George Michael: Olympiahalle, München

Nach 15 Jahren Pause geht George Michael wieder auf Tournee - und zeigt, wie man Popmusik, Disco-Stampfer und große Balladen elegant vereinen kann

Zuerst sieht man ihn nicht. Während er „Waiting“ singt, versteckt er sich in den Kulissen. Imposant sieht die hell erleuchtete Bühne aus: 15 Musiker sind auf drei Etagen verteilt, drei Leinwände werden abwechselnd Bilder von Topmodels, Comics und Licht-Projektionen zeigen. Man könnte befürchten, dass ein kleiner Sänger in dem mächtigen Aufbau verlorengeht. Aber dann kommt George Michael. Im adretten Anzug, mit dezenter Sonnenbrille, perfekt gebräunt, „Flawless“ wie seine Musik.

Es geht bunt und schnell los, aber nach „Fastlove“ ist erst mal Schluss mit groovy, Michael setzt sich auf einen Barhocker und singt „Father Figure“, zum Niederknien. Man bringt den souveränen Superstar auf der Bühne nicht zusammen mit dem Typen, der in Parks rum hängt und bekifft im Auto an der Kreuzung einschläft. Wahrscheinlich passiert das alles nur, weil George Michael weiß, dass er das alles machen kann. Ohne dass es ihm jemand ernsthaft übelnimmt. Die Olympiahalle ist heute zum zweiten Mal proppevoll, und das nach 15 Jahren Konzert-Pause. Die Frauen tanzen immer noch verzückt zu „Everything She Wants“, auch wenn der Abgesang auf die geldgierige Ehefrau jetzt doch etwas komisch anmutet, weil George kurz vorher das Liebeslied „Amazing“ seinem Freund Kenny gewidmet hat. Seit Wham! ist eben viel Zeit vergangen, der Sänger hat längst keine Anbiederung mehr nötig – und geht doch so geschmeidig mit dem Publikum um, als müsste er immer noch in einem Ibiza-Club ein paar Zuschauer von seinen Fähigkeiten überzeugen. All diese Widersprüche lösen sich in Luft auf, wenn George Michael singt. Nicht „Too Funky“ oder das selbstironische „Outside“, bei dem im Hintergrund ein Polizei-Helikopter mit der Aufschrift „LA PeeD“ herumkreist. Nein, die Disco-Stampfer gibt es kostenlos obendrauf. Wenn er richtig singt, mit aller Leidenschaft, wie bei „Praying For Time“, dann fällt einem der Unterschied zu Kollegen wie Madonna richtig auf. Die Stimme ist der Grund, warum es seiner Show bei aller Perfektion nicht an Wärme fehlt, warum sie nicht zu Schauspielerei verkommt. Warum einen die Makellosigkeit nie langweilt. Michael muss nicht bemüht mit der Band schäkern, er beachtet sie kaum. Er muss nicht tanzen, er wiegt nur leicht die Hüften. Er brauchte eigentlich gar keine Show, denn er hat diese Stimme, die zwei Stunden lang keinen Deut nachlässt. Und das ist effektiv genug.

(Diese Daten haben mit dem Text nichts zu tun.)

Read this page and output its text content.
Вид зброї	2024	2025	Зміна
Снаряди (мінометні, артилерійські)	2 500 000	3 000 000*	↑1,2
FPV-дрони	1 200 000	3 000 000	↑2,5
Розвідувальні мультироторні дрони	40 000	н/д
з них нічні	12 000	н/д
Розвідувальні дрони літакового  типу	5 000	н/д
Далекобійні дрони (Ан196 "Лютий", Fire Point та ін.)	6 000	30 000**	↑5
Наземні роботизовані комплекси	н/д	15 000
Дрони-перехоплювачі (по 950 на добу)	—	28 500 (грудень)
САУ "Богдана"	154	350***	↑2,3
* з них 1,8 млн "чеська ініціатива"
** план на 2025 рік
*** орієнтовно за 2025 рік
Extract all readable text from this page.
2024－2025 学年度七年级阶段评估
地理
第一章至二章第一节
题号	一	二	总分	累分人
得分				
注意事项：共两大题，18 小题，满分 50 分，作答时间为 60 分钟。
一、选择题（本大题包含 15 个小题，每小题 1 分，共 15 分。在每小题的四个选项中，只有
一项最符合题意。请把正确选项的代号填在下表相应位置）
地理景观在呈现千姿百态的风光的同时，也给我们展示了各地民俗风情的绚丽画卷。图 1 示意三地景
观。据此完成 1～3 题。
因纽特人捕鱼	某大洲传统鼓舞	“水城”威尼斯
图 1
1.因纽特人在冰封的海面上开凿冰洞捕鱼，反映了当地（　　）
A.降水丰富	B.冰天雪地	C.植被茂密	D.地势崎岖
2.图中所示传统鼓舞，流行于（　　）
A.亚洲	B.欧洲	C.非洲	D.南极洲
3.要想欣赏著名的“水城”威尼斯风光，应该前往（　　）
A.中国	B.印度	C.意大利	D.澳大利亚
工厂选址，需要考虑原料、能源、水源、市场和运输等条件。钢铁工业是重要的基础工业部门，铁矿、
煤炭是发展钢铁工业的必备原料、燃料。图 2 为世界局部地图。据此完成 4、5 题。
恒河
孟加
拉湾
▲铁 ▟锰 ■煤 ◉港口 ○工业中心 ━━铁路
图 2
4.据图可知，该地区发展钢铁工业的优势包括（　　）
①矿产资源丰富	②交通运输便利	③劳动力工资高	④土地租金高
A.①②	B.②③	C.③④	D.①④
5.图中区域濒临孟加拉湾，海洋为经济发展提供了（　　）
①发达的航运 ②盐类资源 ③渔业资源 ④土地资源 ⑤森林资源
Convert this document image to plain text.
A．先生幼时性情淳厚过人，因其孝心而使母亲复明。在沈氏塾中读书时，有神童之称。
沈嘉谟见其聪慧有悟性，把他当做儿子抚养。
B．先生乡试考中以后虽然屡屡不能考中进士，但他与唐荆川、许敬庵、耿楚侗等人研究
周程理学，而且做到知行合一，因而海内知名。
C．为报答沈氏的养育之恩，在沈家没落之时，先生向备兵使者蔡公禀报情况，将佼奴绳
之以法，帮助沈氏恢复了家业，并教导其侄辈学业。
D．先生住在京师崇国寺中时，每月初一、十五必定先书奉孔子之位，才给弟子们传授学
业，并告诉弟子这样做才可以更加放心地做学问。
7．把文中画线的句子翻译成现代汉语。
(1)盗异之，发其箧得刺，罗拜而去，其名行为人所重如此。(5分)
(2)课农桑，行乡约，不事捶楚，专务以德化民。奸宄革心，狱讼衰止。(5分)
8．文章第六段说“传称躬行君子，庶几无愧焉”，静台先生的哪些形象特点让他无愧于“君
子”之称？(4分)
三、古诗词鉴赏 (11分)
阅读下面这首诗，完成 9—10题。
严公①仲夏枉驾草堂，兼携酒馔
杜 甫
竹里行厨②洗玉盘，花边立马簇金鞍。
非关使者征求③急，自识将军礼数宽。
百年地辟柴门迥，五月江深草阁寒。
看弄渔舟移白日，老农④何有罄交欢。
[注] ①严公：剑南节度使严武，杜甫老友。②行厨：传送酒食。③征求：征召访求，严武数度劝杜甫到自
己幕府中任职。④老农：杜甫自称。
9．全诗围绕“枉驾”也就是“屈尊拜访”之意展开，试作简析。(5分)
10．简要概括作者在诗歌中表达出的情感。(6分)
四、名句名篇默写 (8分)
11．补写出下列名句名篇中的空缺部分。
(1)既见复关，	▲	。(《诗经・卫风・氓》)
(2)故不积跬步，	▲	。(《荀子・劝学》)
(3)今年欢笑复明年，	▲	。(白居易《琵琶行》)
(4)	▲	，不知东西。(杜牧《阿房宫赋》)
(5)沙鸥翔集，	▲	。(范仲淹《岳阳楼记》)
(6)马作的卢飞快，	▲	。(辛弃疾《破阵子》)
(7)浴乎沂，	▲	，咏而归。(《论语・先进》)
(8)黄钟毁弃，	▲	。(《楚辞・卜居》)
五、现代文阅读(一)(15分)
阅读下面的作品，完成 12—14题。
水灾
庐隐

Es gibt derzeit keinen Sänger, der so viel Eleganz am Rande des Lasziven auf die Bühne bringen kann, ohne sich lächerlich zu machen. (Der Typ von den Scissor Sisters bestimmt nicht.) Der feine Lieder wie „My Mother Had A Brother“ so klar singen kann, dass man jedes Wort dieser tragischen Geschichte vom toten Onkel versteht, und dann drei Sekunden später bei „Shoot The Dog“ eine George-Bush-Gummipuppe aufblasen lässt, in deren Schoß sich ein Union-Jack-belatztes Hündchen namens Tony Blair vergräbt.

George Michael, der jetzt 43 ist, erlaubt sich auch eine kleine Pause, 20 Minuten. Zählt dann „Faith“ an, und sofort stehen wieder alle von ihren Stühlen auf-bei der Altersstruktur des Publikums keine Selbstverständlichkeit. Nach zwei kleinen Zugaben – natürlich „Careless Whisper“, bei dem das Publikum mitsingen muss, natürlich „Freedom 90“ – verschwindet er. Und mit ihm die Gewissheit, dass es doch noch perfekte Popmusik gibt, die trotzdem nicht bloß seicht ist. Er will kein Album mehr aufnehmen, aber er hat „See you soon“ gesagt. Demnächst wird er wieder vor laufenden Fernsehkameras Marihuana rauchen oder anderen Blödsinn machen und sich nicht genieren. Wir gönnen’s ihm.